Dengan realitas seperti itu, maka bagi pemerintah colonial Belanda, ekspansi ekonomi dan politik yang ditegakan untuk mengatur wilayah itu (Sulawesi Timur) secara keseluruhan baru saja dimulai. Artinya batas-batas ekonomi dan politik baru saja dicanangkan sejalan dengan takluknya kerajaan local dan mendukung pengawasan colonial di daerah itu. Penegakan aturan pemerintah colonial Belanda di Sulawesi Timur tidak serta-merta menghilankan aktivitas perdagangan yang telah dilakukan oleh penduduk dan otoritas local mengalihkan kerjasamanya dengan pemerintahan colonial. Realitasnya lain menunjukan adanya pedagang gelap yang masih terjadi dalam penjualan komoditi kepada perusahaan Inggris yang ada di Kalimantan Timur dan Kalimantan Tengah melalui para pelayar dan pedagang China (Tagliacozo, 170). Kondisi ini digunakan Belanda untuk mengeluarkan peraturan yang dinamakan dengan Exiting Legal Code yang dikenakan pada pedagang yang melakukan kontrak penjualan teripang. Dengan lahirnya aturan itu, maka control terhadap aktivitas pedagang di Sulawesi harus tunduk, meskipun diakui bahwa masih dijumpai para pedagang dengan dukungan otoritas local melakukan transaski dengan para pedagang China baik di Sulawesi Timur maupun di wilayah kekuasaan Inggris di Kalimantan Utara yang melibatkan Suku Bajau, para pedagang Makassar, dan paling mungkin Buton.

Penutup
          Kontribusi terbesar karya Eric Tagliacozzo adalah pada tema penelitian baru yang bagi sebagian besar peneliti (sejarawan) Asia Tenggara yang sulit menjangkaunya. Dunia illegal dan rahasia serta kaburnya batas-batas suatu wilayah/negara adalah hal yang sulit dijangkau dari sisi sumber sejarah. Akan tetapi, dengan kemampuan Eric dan dukungan sumber yang memadai, buku ini telah menjadi penelitian terbaik pada satu topic menarik tentang Sejarah Asia Tenggara yang melibatkan komunitas dan komoditi di pasar Internasional. Dasar kajiannya pun begitu kuat dengan memetakan bahwa periode 1865-1915 adalah sebuah era di mana batas-batas wilayah dan negara sudah demikian jelas dan dengan mudah dapat mengidentifikasi para pelanggar batas dan mengelompokan para pedagang ke dalam indicator legal atau illegal.

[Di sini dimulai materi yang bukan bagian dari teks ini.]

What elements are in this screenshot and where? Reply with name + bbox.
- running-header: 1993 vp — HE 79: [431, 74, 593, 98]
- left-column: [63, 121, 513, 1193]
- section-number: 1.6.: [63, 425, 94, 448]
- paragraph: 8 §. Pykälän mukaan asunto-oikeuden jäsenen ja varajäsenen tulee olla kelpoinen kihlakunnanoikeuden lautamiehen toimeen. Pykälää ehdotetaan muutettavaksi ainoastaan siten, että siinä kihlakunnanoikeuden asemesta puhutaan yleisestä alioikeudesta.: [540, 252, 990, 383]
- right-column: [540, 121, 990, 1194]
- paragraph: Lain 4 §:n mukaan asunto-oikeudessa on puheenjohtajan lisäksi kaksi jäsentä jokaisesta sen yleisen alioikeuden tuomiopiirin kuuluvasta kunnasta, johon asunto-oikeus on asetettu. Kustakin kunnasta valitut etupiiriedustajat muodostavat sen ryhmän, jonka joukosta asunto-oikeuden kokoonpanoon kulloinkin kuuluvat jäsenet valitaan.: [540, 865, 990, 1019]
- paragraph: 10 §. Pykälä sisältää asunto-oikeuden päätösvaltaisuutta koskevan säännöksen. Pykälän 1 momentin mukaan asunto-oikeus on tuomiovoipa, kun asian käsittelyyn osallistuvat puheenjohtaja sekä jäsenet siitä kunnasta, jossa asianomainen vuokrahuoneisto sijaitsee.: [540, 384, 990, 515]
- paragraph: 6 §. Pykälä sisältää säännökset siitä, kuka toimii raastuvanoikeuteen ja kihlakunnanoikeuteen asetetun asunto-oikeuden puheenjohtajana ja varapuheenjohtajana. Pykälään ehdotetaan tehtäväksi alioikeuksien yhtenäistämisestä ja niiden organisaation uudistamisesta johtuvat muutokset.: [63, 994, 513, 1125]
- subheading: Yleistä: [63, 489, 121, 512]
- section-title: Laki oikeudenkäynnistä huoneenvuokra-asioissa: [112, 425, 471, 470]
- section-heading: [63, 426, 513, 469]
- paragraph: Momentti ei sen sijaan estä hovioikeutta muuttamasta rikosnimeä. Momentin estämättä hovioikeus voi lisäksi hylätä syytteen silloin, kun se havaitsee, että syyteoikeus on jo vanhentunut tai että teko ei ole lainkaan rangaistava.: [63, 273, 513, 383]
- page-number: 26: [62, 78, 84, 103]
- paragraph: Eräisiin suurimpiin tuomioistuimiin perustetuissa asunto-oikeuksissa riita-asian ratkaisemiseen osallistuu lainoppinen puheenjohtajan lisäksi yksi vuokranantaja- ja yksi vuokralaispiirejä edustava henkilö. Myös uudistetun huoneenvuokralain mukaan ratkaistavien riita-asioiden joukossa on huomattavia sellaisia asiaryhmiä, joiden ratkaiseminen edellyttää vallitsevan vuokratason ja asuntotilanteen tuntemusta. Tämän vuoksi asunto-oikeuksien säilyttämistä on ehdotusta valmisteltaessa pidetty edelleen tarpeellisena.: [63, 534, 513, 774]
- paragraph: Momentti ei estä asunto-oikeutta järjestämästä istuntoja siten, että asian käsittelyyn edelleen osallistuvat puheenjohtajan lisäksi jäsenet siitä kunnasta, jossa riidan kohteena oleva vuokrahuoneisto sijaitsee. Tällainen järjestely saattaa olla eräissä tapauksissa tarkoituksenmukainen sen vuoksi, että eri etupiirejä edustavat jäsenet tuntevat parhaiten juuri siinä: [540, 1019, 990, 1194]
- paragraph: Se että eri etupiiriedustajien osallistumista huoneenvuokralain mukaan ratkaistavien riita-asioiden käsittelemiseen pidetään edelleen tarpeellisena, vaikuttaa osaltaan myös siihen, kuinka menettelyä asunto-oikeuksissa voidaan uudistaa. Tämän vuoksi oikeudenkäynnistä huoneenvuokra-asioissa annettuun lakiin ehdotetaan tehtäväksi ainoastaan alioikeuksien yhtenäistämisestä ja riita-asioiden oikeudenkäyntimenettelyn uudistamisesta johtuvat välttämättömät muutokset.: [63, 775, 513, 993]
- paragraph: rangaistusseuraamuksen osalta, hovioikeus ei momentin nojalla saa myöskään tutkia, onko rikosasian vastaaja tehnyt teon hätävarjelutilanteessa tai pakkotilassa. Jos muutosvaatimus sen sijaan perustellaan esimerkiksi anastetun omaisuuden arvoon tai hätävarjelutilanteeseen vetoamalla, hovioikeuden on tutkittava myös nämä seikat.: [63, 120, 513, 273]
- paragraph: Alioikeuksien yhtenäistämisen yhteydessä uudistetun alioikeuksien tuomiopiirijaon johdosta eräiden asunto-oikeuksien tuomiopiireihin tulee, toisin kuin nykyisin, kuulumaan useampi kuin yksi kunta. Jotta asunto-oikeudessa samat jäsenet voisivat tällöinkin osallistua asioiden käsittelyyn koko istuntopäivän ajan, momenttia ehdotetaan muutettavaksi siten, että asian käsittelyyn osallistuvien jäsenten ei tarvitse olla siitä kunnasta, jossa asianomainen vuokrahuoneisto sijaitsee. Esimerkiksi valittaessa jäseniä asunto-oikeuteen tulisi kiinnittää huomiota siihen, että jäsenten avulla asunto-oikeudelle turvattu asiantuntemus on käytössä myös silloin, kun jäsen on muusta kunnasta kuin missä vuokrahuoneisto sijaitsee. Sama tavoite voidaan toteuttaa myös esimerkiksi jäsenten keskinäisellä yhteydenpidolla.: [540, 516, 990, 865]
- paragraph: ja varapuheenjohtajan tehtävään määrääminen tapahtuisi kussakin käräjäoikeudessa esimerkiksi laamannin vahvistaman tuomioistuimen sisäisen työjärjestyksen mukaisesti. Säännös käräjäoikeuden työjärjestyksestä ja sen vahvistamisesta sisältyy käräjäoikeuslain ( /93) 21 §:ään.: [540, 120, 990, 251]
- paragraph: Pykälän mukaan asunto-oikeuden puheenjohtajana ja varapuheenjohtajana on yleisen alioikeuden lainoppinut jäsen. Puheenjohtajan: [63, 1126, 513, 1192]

        Bagi Sulawesi pada umumnya dan Sulawesi Timur pada khususnya sebagaimana digambarkan Eric terkait dengan penegakan kekuasaan colonial Belanda di Indonesia yang dimulai pada akhir abad XIX sampai awal abad XX. Makin jelasnya batas otoritas colonial di Sulawesi umumnya, dan Sulawesi Timur pada khususnya telah mengakhiri penegakan kekuasaan di daerah itu. Akan tetapi dalam kepentingan lain, misanya ekonomi, Belanda baru saja memulainya dengan melakukan pemetaan kawasan ekonomi seperti perkebunan kelapa (kopra), hasil hutan (jati, rotan, dan dammar), dan hasil laut (mutiara dan teripang). Kebiasaan masyarakat local yang sudah terbentuk sebagai pelayar dan pedagang, khususnya Bugis-Makassar, Buton, dan Bajau tidak serta-merta berakhir melakukan transaksi dengan melanggar batas-batas yang digariskan colonial. Mereka mudah saja melakukan transaksi dengan para pedagang China di Laut Sulu, Laut Cina Selatan, dan Singapura. Transaksi ini didasari oleh kenyataan bahwa mereka lebih susah bertransaksi dengan Belanda daripada para pedagang China dan Inggris.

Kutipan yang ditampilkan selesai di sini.